Named after the Filipino word for fabric, Tela is the newest sustainable brand in town. It's designed by 19-year-old Alyssa Lagon, daughter to the forces behind popular Filipino fashion brand BAYO. "For BAYO, since everything is done in-house, I could see first-hand the textile scraps that are produced every year," Alyssa shares. "I thought to myself, 'What can I do to transform this waste into something useful?' And that's where the idea of creating a sustainable brand — which is now Tela — came to mind."
Alyssa Lagon, Owner of Tela
From the first step to the finishing touches, Tela's vision is to cultivate a mindful connection between the makers and buyers by engaging local craftsmen, through their partner, the BAYO Foundation. Excess fabrics from BAYO and other affiliate brands are donated to the foundation and is forwarded to weaving communities like the one in Argao, Cebu via ANTHILL Fabrics.

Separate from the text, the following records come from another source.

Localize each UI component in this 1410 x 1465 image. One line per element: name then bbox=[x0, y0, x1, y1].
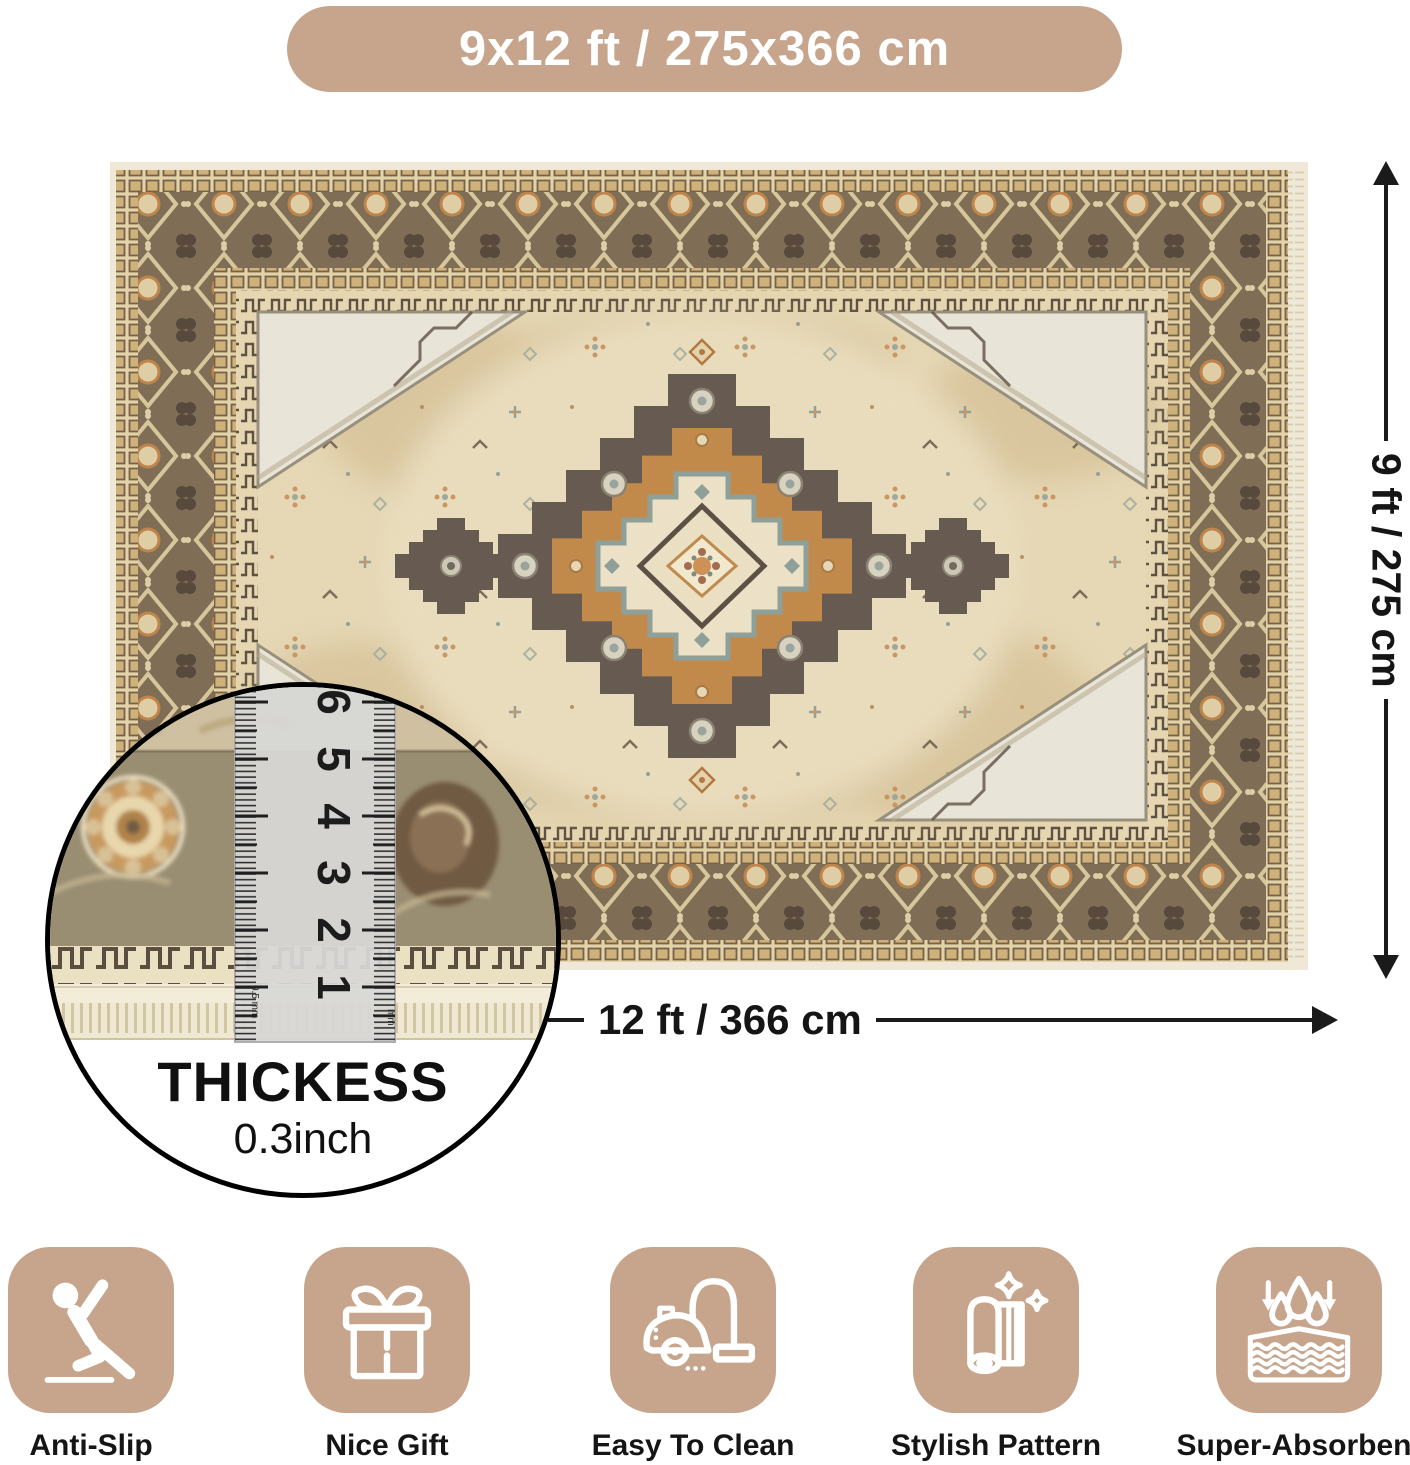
feature-nice-gift: Nice Gift bbox=[257, 1247, 517, 1463]
height-dimension-label: 9 ft / 275 cm bbox=[1363, 441, 1410, 700]
feature-easy-to-clean: Easy To Clean bbox=[563, 1247, 823, 1463]
thickness-inset: 1 2 3 4 5 6 0.5 mm mm THICKESS 0.3inch bbox=[45, 682, 561, 1198]
height-dimension-line bbox=[1384, 699, 1389, 955]
feature-label: Super-Absorbent bbox=[1176, 1429, 1410, 1463]
width-dimension-line bbox=[548, 1018, 584, 1023]
feature-label: Easy To Clean bbox=[592, 1429, 795, 1463]
ruler-number: 3 bbox=[308, 860, 360, 886]
width-dimension-line bbox=[876, 1018, 1312, 1023]
thickness-value: 0.3inch bbox=[234, 1115, 373, 1163]
feature-stylish-pattern: Stylish Pattern bbox=[866, 1247, 1126, 1463]
ruler-number: 5 bbox=[308, 746, 360, 772]
feature-icon-tile bbox=[1216, 1247, 1382, 1413]
thickness-ruler: 1 2 3 4 5 6 0.5 mm mm bbox=[235, 687, 396, 1042]
ruler-number: 4 bbox=[308, 803, 360, 829]
water-drops-icon bbox=[1235, 1266, 1363, 1394]
height-dimension: 9 ft / 275 cm bbox=[1362, 161, 1410, 979]
feature-icon-tile bbox=[913, 1247, 1079, 1413]
arrow-up-icon bbox=[1373, 161, 1399, 185]
width-dimension: 12 ft / 366 cm bbox=[548, 992, 1338, 1048]
ruler-left-unit: 0.5 mm bbox=[249, 985, 260, 1018]
feature-label: Nice Gift bbox=[325, 1429, 448, 1463]
anti-slip-icon bbox=[27, 1266, 155, 1394]
arrow-right-icon bbox=[1312, 1006, 1338, 1034]
ruler-number: 6 bbox=[308, 689, 360, 715]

Once these scraps are made into useable woven fabrics, BAYO Foundation buys them back and sells them to fashion brands. Thus, a cycle of sustainability is fostered.
Another daring move that Tela makes in the name of sustainable fashion is its decision to steer clear of buttons and zippers, which can add to environmental waste. When asked what could be done to fasten the dress and shape it to the body, Alyssa says, "We designed the pieces to fit the bodice through the use of adjustable fabric straps which you can tighten."
Tela uses adjustable straps instead of zippers and buttons
Tela kickstarts their debut with three collections: Refresh (spotlights natural fibres), Revive (highlights traditional weaving), and Renew (special upcycled pieces made from fabric scraps).
Pieces from the refresh collection are sleek and made from natural fibres
The revive collection showcases the art of traditional Filipino weaving
The renew collection are made from production scraps that are given new life
Aside from producing chic minimalist clothing, Tela also puts thought into the little things like its hang tags, which are made of mint seed paper that you can plant.